The full-time gig of this Clovis resident is bowling center manager on the Cannon Air Force Base.
Unlike some real-life siblings, Brandi Pett likes when her little sister tags along. As a Big Brothers Big Sisters volunteer, Pett visits with little sister Amber several days a week, in person and on the phone.
“We go to softball games, to Lubbock … I try to teach her at least one new thing every day,” said Pett, who works on the Cannon Air Force Base as a medical technician. She has thus far given lessons on food, fashions and using chopsticks.
“She’s getting into my style of clothes,” Pett said. With a small age gap, Amber relates well to Pett — and vice versa.
“People say she has done a 180 since I met her,” said Pett, who began working with the once-troubled teen last December. Amber has since gotten into less trouble with her probation officer, her grades have gone up, and she’s heading to a state competition with her singing, Pett said.
Pett also instills the importance of consequences.
“People say Clovis has no hope,” said Pett, “but by volunteering I can help make the community more livable.”
As a volunteer for Court Appointed Special Advocates, Beverly Grubbs also became an officer of the court.
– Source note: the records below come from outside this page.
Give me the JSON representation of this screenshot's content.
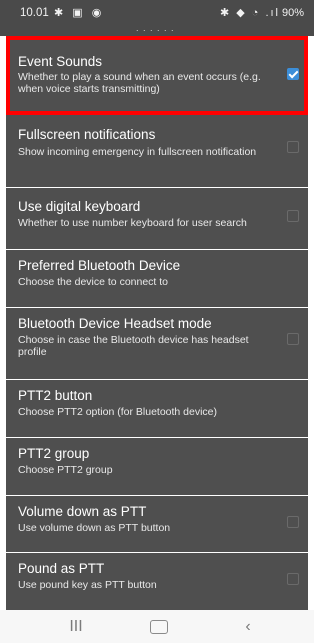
{
  "status_bar": {
    "time": "10.01",
    "left_icons": "✱ ▣ ◉",
    "right_icons": "✱ ◆ ◔ .ıl",
    "battery": "90%"
  },
  "preferences": [
    {
      "title": "Event Sounds",
      "summary": "Whether to play a sound when an event occurs (e.g. when voice starts transmitting)",
      "checkbox": true,
      "checked": true
    },
    {
      "title": "Fullscreen notifications",
      "summary": "Show incoming emergency in fullscreen notification",
      "checkbox": true,
      "checked": false
    },
    {
      "title": "Use digital keyboard",
      "summary": "Whether to use number keyboard for user search",
      "checkbox": true,
      "checked": false
    },
    {
      "title": "Preferred Bluetooth Device",
      "summary": "Choose the device to connect to",
      "checkbox": false,
      "checked": false
    },
    {
      "title": "Bluetooth Device Headset mode",
      "summary": "Choose in case the Bluetooth device has headset profile",
      "checkbox": true,
      "checked": false
    },
    {
      "title": "PTT2 button",
      "summary": "Choose PTT2 option (for Bluetooth device)",
      "checkbox": false,
      "checked": false
    },
    {
      "title": "PTT2 group",
      "summary": "Choose PTT2 group",
      "checkbox": false,
      "checked": false
    },
    {
      "title": "Volume down as PTT",
      "summary": "Use volume down as PTT button",
      "checkbox": true,
      "checked": false
    },
    {
      "title": "Pound as PTT",
      "summary": "Use pound key as PTT button",
      "checkbox": true,
      "checked": false
    }
  ],
  "nav": {
    "recents_icon": "recents-icon",
    "home_icon": "home-icon",
    "back_icon": "back-icon",
    "recents_glyph": "III",
    "back_glyph": "‹"
  },
  "colors": {
    "row_bg": "#4f4f4f",
    "highlight": "#ff0000",
    "checked_accent": "#3c8ed8"
  }
}
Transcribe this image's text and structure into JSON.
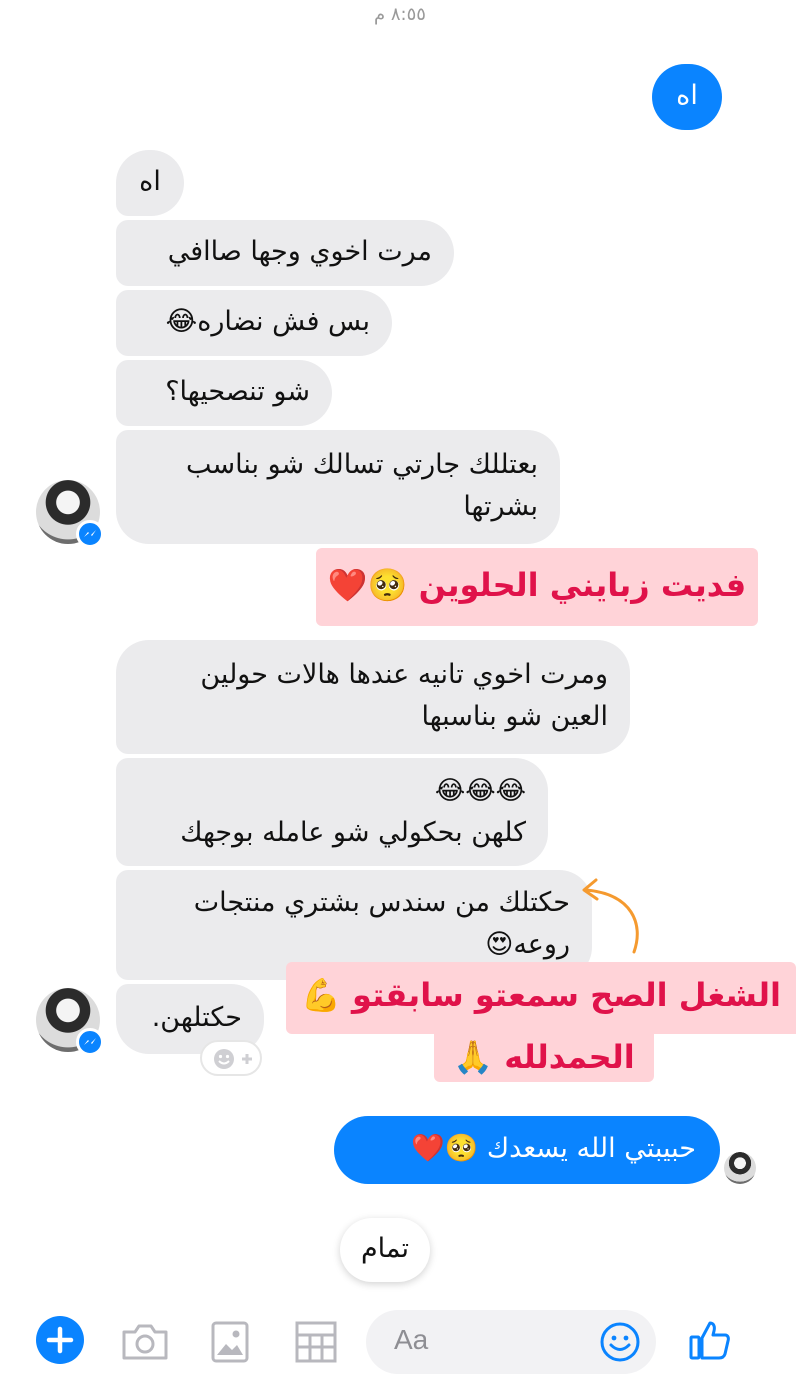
{
  "timestamp": "٨:٥٥ م",
  "messages": {
    "sent_1": "اه",
    "recv_1": "اه",
    "recv_2": "مرت اخوي وجها صاافي",
    "recv_3": "بس فش نضاره😂",
    "recv_4": "شو تنصحيها؟",
    "recv_5_line1": "بعتللك جارتي تسالك شو بناسب",
    "recv_5_line2": "بشرتها",
    "recv_6_line1": "ومرت اخوي تانيه عندها هالات حولين",
    "recv_6_line2": "العين شو بناسبها",
    "recv_7_line1": "😂😂😂",
    "recv_7_line2": "كلهن بحكولي شو عامله بوجهك",
    "recv_8_line1": "حكتلك من سندس بشتري منتجات",
    "recv_8_line2": "روعه😍",
    "recv_9": "حكتلهن.",
    "sent_2": "حبيبتي الله يسعدك 🥺❤️",
    "quick_reply": "تمام"
  },
  "overlays": {
    "caption_1": "فديت زبايني الحلوين 🥺❤️",
    "caption_2_line1": "الشغل الصح سمعتو سابقتو 💪",
    "caption_2_line2": "الحمدلله 🙏"
  },
  "composer": {
    "placeholder": "Aa"
  },
  "icons": [
    "plus-icon",
    "camera-icon",
    "photo-icon",
    "table-icon",
    "smile-icon",
    "like-icon",
    "messenger-badge-icon"
  ],
  "colors": {
    "accent": "#0a84ff",
    "received_bubble": "#ebebed",
    "caption_text": "#e0124a",
    "caption_bg": "#ffd3d8",
    "arrow": "#f59a2f"
  }
}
But no matter how lofty a title she may hold, for Grubbs it’s all about the children.
This nationwide organization represents abused and neglected children, with a caseload of 148 in Curry and Roosevelt counties alone.
“This is the best way we can speak for the children,” said Grubbs, a Portales resident. “Children were not put on this Earth to be abused.”
Grubbs, who initially underwent the intensive CASA training in 2002 but was unable to volunteer at the time, took the refresher course this year and got her first case this month. She is not sure how many hours she will devote to CASA, but she will be sure to fit it in among her duties as a substitute teacher and mother of four.
She is also sure about the rewards: “There is nothing as heartwarming as having a child come up to you afterwards to say ‘Thank you’ … and give you a big hug.”